Deno 2.8

Release status and features

  • At the time of the HN thread, the official v2.8 blog post was missing, but the GitHub v2.8.0 release tag was live.
  • Noted features from comments: deno pack for simple single-executable-style packaging; stronger Node compatibility (around 76% of Node test suite vs ~40% for Bun); ongoing performance improvements.

Deno vs Node vs Bun

  • Node is seen as the “forever” baseline: mature, stable, with growing TypeScript support and upcoming single-binary builds.
  • Bun is praised for speed, simple “all‑in‑one” DX, and near drop‑in Node compatibility; early benchmarks and marketing drove adoption, though some question whether Zig/memory tweaks fully explain the speed claims.
  • Deno is liked for its permission model, Rust base, native TS, web-standards focus, and solid CLI/stdlib.
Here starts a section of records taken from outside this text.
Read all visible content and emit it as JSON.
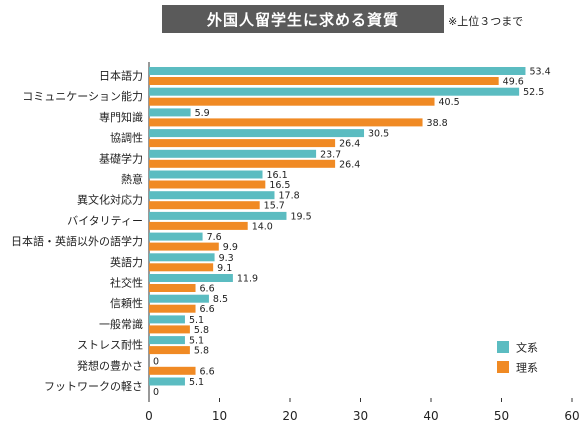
{
  "header": {
    "title": "外国人留学生に求める資質",
    "note": "※上位３つまで"
  },
  "colors": {
    "series_1": "#5bbcc1",
    "series_2": "#f08a24",
    "title_bg": "#5a5a5a"
  },
  "chart_data": {
    "type": "bar",
    "orientation": "horizontal",
    "title": "外国人留学生に求める資質",
    "xlim": [
      0,
      60
    ],
    "x_ticks": [
      0,
      10,
      20,
      30,
      40,
      50,
      60
    ],
    "grid": false,
    "legend_position": "bottom-right",
    "categories": [
      "日本語力",
      "コミュニケーション能力",
      "専門知識",
      "協調性",
      "基礎学力",
      "熱意",
      "異文化対応力",
      "バイタリティー",
      "日本語・英語以外の語学力",
      "英語力",
      "社交性",
      "信頼性",
      "一般常識",
      "ストレス耐性",
      "発想の豊かさ",
      "フットワークの軽さ"
    ],
    "series": [
      {
        "name": "文系",
        "values": [
          53.4,
          52.5,
          5.9,
          30.5,
          23.7,
          16.1,
          17.8,
          19.5,
          7.6,
          9.3,
          11.9,
          8.5,
          5.1,
          5.1,
          0,
          5.1
        ]
      },
      {
        "name": "理系",
        "values": [
          49.6,
          40.5,
          38.8,
          26.4,
          26.4,
          16.5,
          15.7,
          14.0,
          9.9,
          9.1,
          6.6,
          6.6,
          5.8,
          5.8,
          6.6,
          0
        ]
      }
    ],
    "value_labels": [
      [
        "53.4",
        "52.5",
        "5.9",
        "30.5",
        "23.7",
        "16.1",
        "17.8",
        "19.5",
        "7.6",
        "9.3",
        "11.9",
        "8.5",
        "5.1",
        "5.1",
        "0",
        "5.1"
      ],
      [
        "49.6",
        "40.5",
        "38.8",
        "26.4",
        "26.4",
        "16.5",
        "15.7",
        "14.0",
        "9.9",
        "9.1",
        "6.6",
        "6.6",
        "5.8",
        "5.8",
        "6.6",
        "0"
      ]
    ]
  }
}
Several users say it feels like a “grown‑up Node” and use it happily for small to mid-size services and some production workloads.

Ecosystem, compatibility, and DX

  • Early Deno decisions (URL imports, no npm, deliberate Node incompatibility) are widely seen as having slowed adoption; people struggled with popular tools (e.g., Astro, Prisma, Vite) and testing npm packages against Deno.
  • Deno’s later pivot toward npm and Node APIs is viewed positively by some as pragmatic, but others see it as abandoning its original clean-break vision and JSR ecosystem.
  • Bun is frequently described as “it just works” for typical TS/React/Node workflows, including local package linking and clearer error messages.
  • Some complain Deno’s newer defaults (e.g., including Node types by default) pollute pure web/Deno code and erode its distinct DX.

Security and trust

  • Deno’s permission flags (--allow-read, --allow-write, etc.) are valued, but some call them “basic” and advocate for finer-grained capability systems.
  • There’s debate over whether recent npm supply-chain attacks would be mitigated by Deno’s model; lifecycle scripts are not run by default, but other vectors remain.
  • Corporate ownership of runtimes (Bun by Anthropic, uv by OpenAI) raises “platform risk” concerns; some see more funding as safety, others see acquisitions as a long‑term risk compared to foundation‑backed Node.

TypeScript and browsers

  • A side discussion asks why browsers don’t natively support TypeScript.
  • Replies emphasize TS as a compile-time layer over JS, backward-compatibility constraints, performance/semantics issues, and ongoing but slow standardization efforts around type annotations rather than full TS.